Performance Testing
Fairly performs performance testing using a combination of techniques and methodologies depdends on the model type
How does Fairly perform performance testing?
In addition to well known industry standard performance metrics such as accuracy score, true negative, true positive, false negative, false positive etc.
The Fairly Platform uses a combination of techniques and testing methodologies that are industry standards and best-in-class to perform performance testing:
For Supervised Binary Classification Models
Objective: Assess model performance and fairness according to ISO/IEC TR 24027 standards.
Procedure: Apply ISO/IEC TR 24027 metrics to evaluate the model’s performance across each protected group individually. [We will assess Gender and Race.] Ensure that all relevant performance metrics, such as accuracy, precision, recall, F1 score, and fairness metrics like Demographic Parity and Equalized Odds, are calculated and reported for each group.

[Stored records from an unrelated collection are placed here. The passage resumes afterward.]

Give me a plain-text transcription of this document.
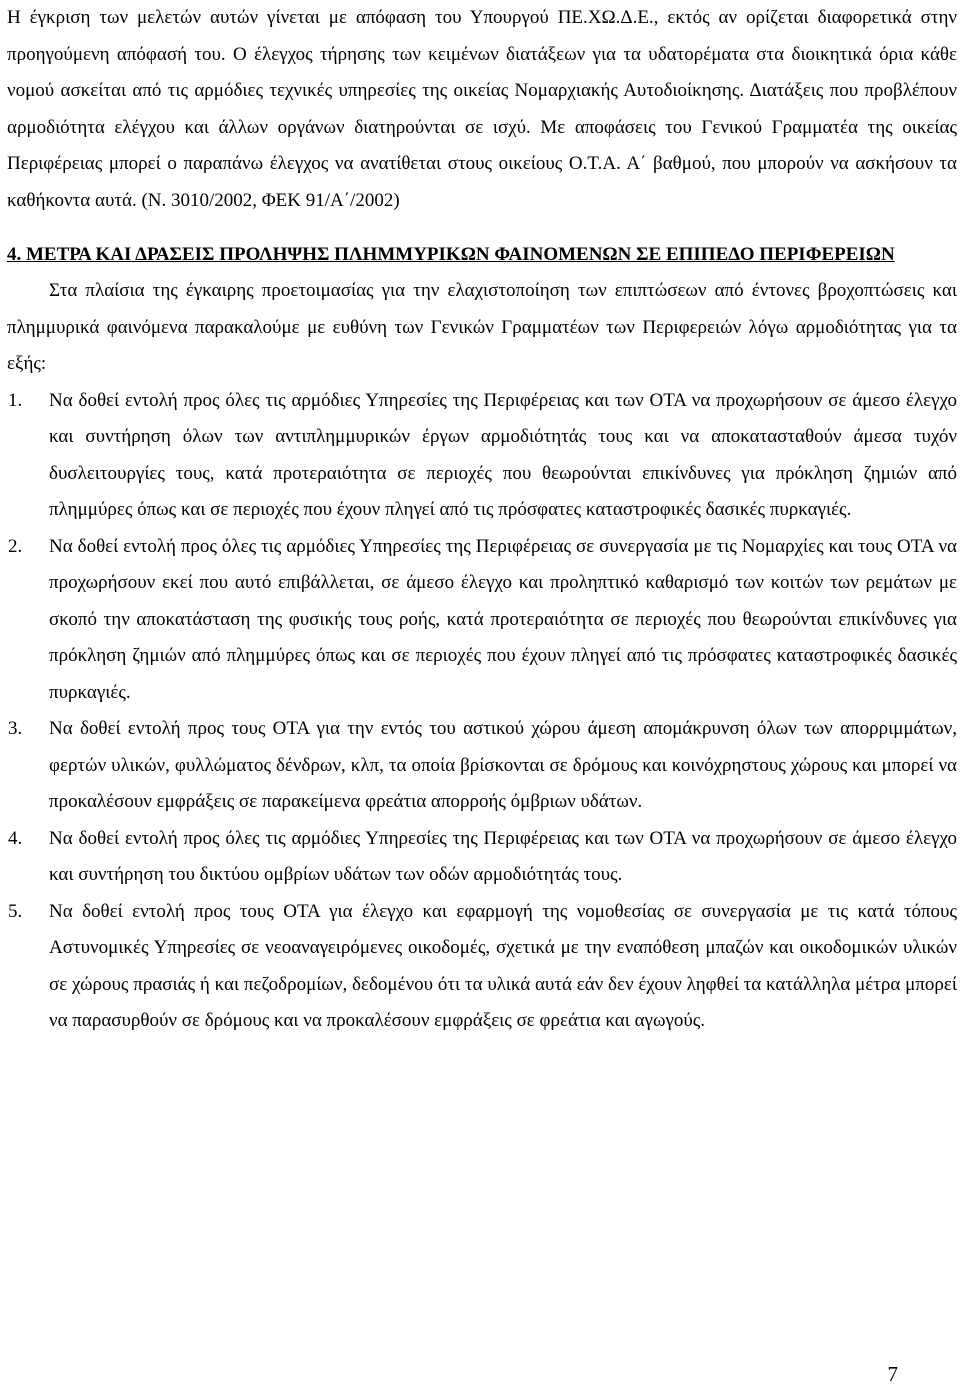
Η έγκριση των μελετών αυτών γίνεται με απόφαση του Υπουργού ΠΕ.ΧΩ.Δ.Ε., εκτός αν ορίζεται διαφορετικά στην προηγούμενη απόφασή του. Ο έλεγχος τήρησης των κειμένων διατάξεων για τα υδατορέματα στα διοικητικά όρια κάθε νομού ασκείται από τις αρμόδιες τεχνικές υπηρεσίες της οικείας Νομαρχιακής Αυτοδιοίκησης. Διατάξεις που προβλέπουν αρμοδιότητα ελέγχου και άλλων οργάνων διατηρούνται σε ισχύ. Με αποφάσεις του Γενικού Γραμματέα της οικείας Περιφέρειας μπορεί ο παραπάνω έλεγχος να ανατίθεται στους οικείους Ο.Τ.Α. Α΄ βαθμού, που μπορούν να ασκήσουν τα καθήκοντα αυτά. (Ν. 3010/2002, ΦΕΚ 91/Α΄/2002)

4. ΜΕΤΡΑ ΚΑΙ ΔΡΑΣΕΙΣ ΠΡΟΛΗΨΗΣ ΠΛΗΜΜΥΡΙΚΩΝ ΦΑΙΝΟΜΕΝΩΝ ΣΕ ΕΠΙΠΕΔΟ ΠΕΡΙΦΕΡΕΙΩΝ

Στα πλαίσια της έγκαιρης προετοιμασίας για την ελαχιστοποίηση των επιπτώσεων από έντονες βροχοπτώσεις και πλημμυρικά φαινόμενα παρακαλούμε με ευθύνη των Γενικών Γραμματέων των Περιφερειών λόγω αρμοδιότητας για τα εξής:

1. Να δοθεί εντολή προς όλες τις αρμόδιες Υπηρεσίες της Περιφέρειας και των ΟΤΑ να προχωρήσουν σε άμεσο έλεγχο και συντήρηση όλων των αντιπλημμυρικών έργων αρμοδιότητάς τους και να αποκατασταθούν άμεσα τυχόν δυσλειτουργίες τους, κατά προτεραιότητα σε περιοχές που θεωρούνται επικίνδυνες για πρόκληση ζημιών από πλημμύρες όπως και σε περιοχές που έχουν πληγεί από τις πρόσφατες καταστροφικές δασικές πυρκαγιές.
2. Να δοθεί εντολή προς όλες τις αρμόδιες Υπηρεσίες της Περιφέρειας σε συνεργασία με τις Νομαρχίες και τους ΟΤΑ να προχωρήσουν εκεί που αυτό επιβάλλεται, σε άμεσο έλεγχο και προληπτικό καθαρισμό των κοιτών των ρεμάτων με σκοπό την αποκατάσταση της φυσικής τους ροής, κατά προτεραιότητα σε περιοχές που θεωρούνται επικίνδυνες για πρόκληση ζημιών από πλημμύρες όπως και σε περιοχές που έχουν πληγεί από τις πρόσφατες καταστροφικές δασικές πυρκαγιές.
3. Να δοθεί εντολή προς τους ΟΤΑ για την εντός του αστικού χώρου άμεση απομάκρυνση όλων των απορριμμάτων, φερτών υλικών, φυλλώματος δένδρων, κλπ, τα οποία βρίσκονται σε δρόμους και κοινόχρηστους χώρους και μπορεί να προκαλέσουν εμφράξεις σε παρακείμενα φρεάτια απορροής όμβριων υδάτων.
4. Να δοθεί εντολή προς όλες τις αρμόδιες Υπηρεσίες της Περιφέρειας και των ΟΤΑ να προχωρήσουν σε άμεσο έλεγχο και συντήρηση του δικτύου ομβρίων υδάτων των οδών αρμοδιότητάς τους.
5. Να δοθεί εντολή προς τους ΟΤΑ για έλεγχο και εφαρμογή της νομοθεσίας σε συνεργασία με τις κατά τόπους Αστυνομικές Υπηρεσίες σε νεοαναγειρόμενες οικοδομές, σχετικά με την εναπόθεση μπαζών και οικοδομικών υλικών σε χώρους πρασιάς ή και πεζοδρομίων, δεδομένου ότι τα υλικά αυτά εάν δεν έχουν ληφθεί τα κατάλληλα μέτρα μπορεί να παρασυρθούν σε δρόμους και να προκαλέσουν εμφράξεις σε φρεάτια και αγωγούς.
7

For Supervised Multi-Class Classification Models
Objective: Adapt and evaluate multi-class models under the ISO/IEC TR 24027 standards.

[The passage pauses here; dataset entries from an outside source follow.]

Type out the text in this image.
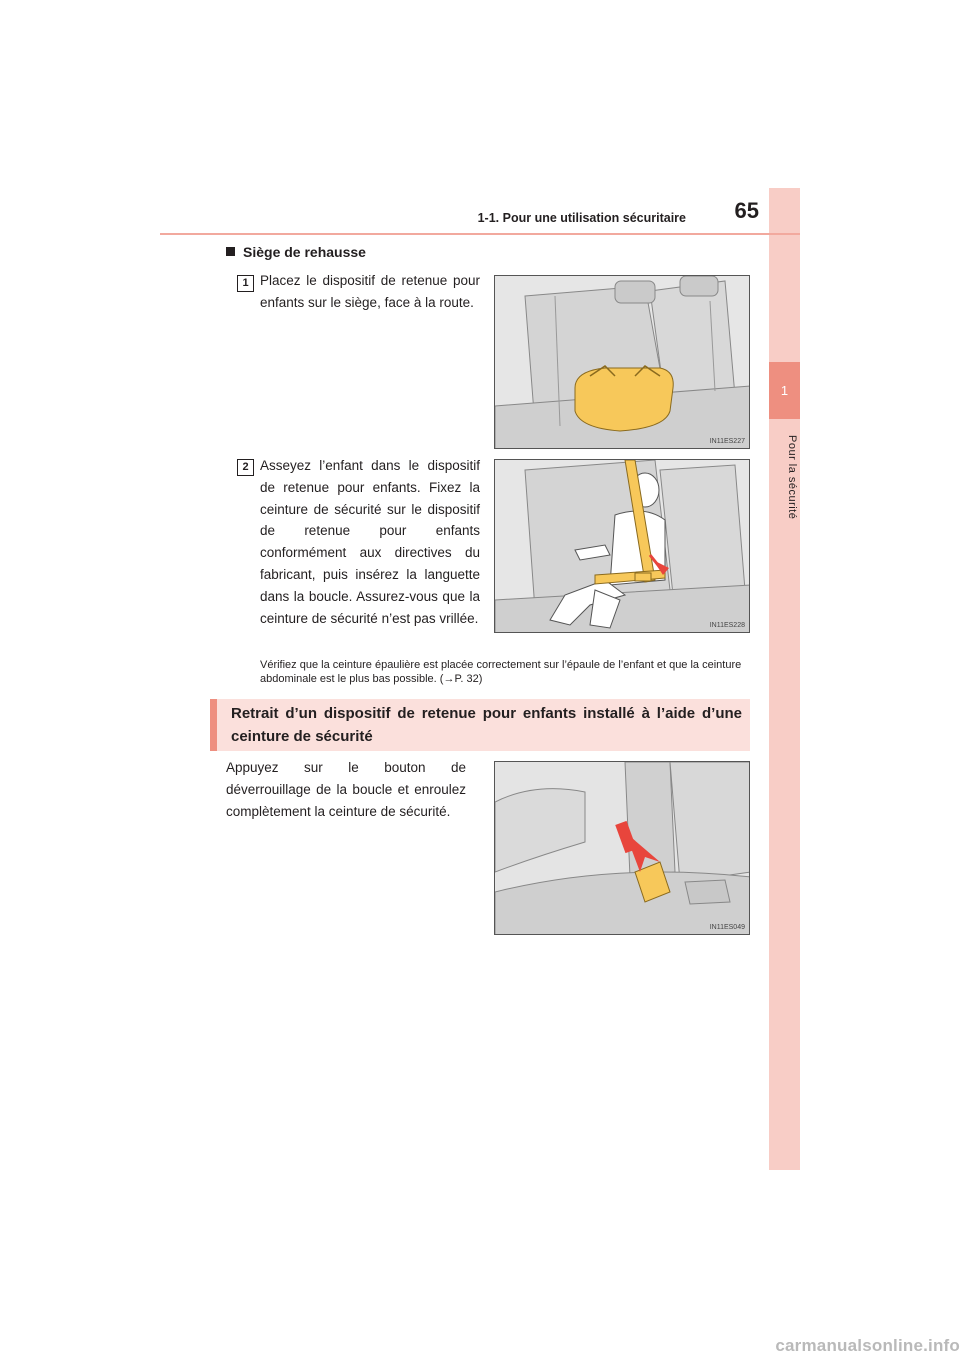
1
Pour la sécurité
1-1. Pour une utilisation sécuritaire 65
Siège de rehausse
1 Placez le dispositif de retenue pour enfants sur le siège, face à la route.
IN11ES227
2 Asseyez l’enfant dans le dispositif de retenue pour enfants. Fixez la ceinture de sécurité sur le dispositif de retenue pour enfants conformément aux directives du fabricant, puis insérez la languette dans la boucle. Assurez-vous que la ceinture de sécurité n’est pas vrillée.	IN11ES228
Vérifiez que la ceinture épaulière est placée correctement sur l’épaule de l’enfant et que la ceinture abdominale est le plus bas possible. (→P. 32)
Retrait d’un dispositif de retenue pour enfants installé à l’aide d’une ceinture de sécurité
Appuyez sur le bouton de déverrouillage de la boucle et enroulez complètement la ceinture de sécurité.
IN11ES049
carmanualsonline.info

Procedure: Multi-Class Adaptation: Convert the multi-class outputs into binary problems for each protected group. [We will assess Gender and Race.] This can be done by using a “one-vs-all” strategy, where each class is treated as the positive class and all others as negative. Apply ISO/IEC TR 24027 metrics for each binary problem to evaluate performance and fairness for each protected group. Aggregate or analyze the results across all binary adaptations to provide a comprehensive view of model fairness and performance.
For Unsupervised Models
Objective: Adapt and evaluate unsupervised models under the ISO/IEC TR 24027 standards.
Procedure: Unsupervised Adaptation: Convert the multi-class outputs into binary problems for each protected group. [We will assess Gender and Race.] This can be done by using a “one-vs-all” strategy, where each class is treated as the positive class and all others as negative. Apply ISO/IEC TR 24027 metrics for each binary problem to evaluate performance and fairness for each protected group. Aggregate or analyze the results across all binary adaptations to provide a comprehensive view of model fairness and performance.